The Lisbon Agreement provides for the protection of appellations of origin, that is, the "geographical denomination of a country, region, or locality, which serves to designate a product originating therein, the quality or characteristics of which are due exclusively or essentially to the geographic environment, including natural and human factors" (Article 2). Such denominations are registered by the International Bureau of WIPO in Geneva upon the request of the competent authority of a Contracting State. The International Bureau keeps the International Register of Appellations of Origin and formally notifies the other Contracting States of the registrations. It also publishes them in the Lisbon system's official bulletin Appellations of Origin. A Contracting State may declare, within one year of receiving the notice of registration, that it cannot ensure the protection of a registered appellation within its territory (Article 5(3)). Such a declaration must include grounds for the refusal of protection. Contracting States may subsequently withdraw a refusal, according to a procedure foreseen under the Lisbon system.
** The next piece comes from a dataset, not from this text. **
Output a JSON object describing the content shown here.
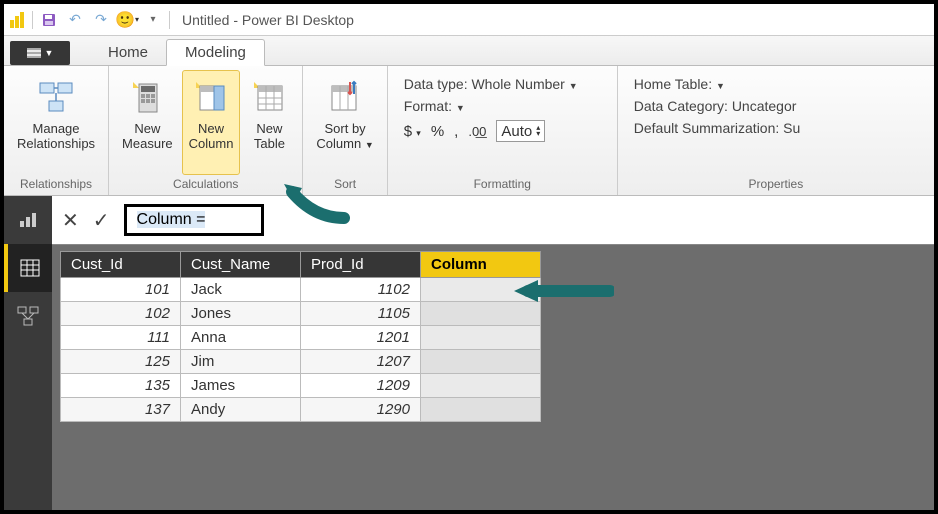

A registered appellation will be protected against usurpation or imitation, even when used in translation or accompanied by words such as "kind", "type" or the like (Article 3), and may not be deemed to have become generic in a Contracting State as long as it continues to be protected in the country of origin (Article 6).
Since January 2010, Contracting States have had the option to issue a statement of grant of protection, thus improving communication regarding the status of international registrations in member countries. These statements can be issued by Contracting States that know, well before the expiry of the one-year refusal period under Article 5(3), that they will not issue a declaration of refusal of protection; or the statement can take the place of the notification of withdrawal of a refusal already given.
The Lisbon Agreement, concluded in 1958, was revised at Stockholm in 1967, and amended in 1979. The Lisbon Agreement created a Union which has an Assembly. Every State member of the Union that has adhered to at least the administrative and final clauses of the Stockholm Act is a member of the Assembly.
The Agreement is open to States party to the Paris Convention for the Protection of Industrial Property (1883). Instruments of ratification or accession must be deposited with the Director General of WIPO.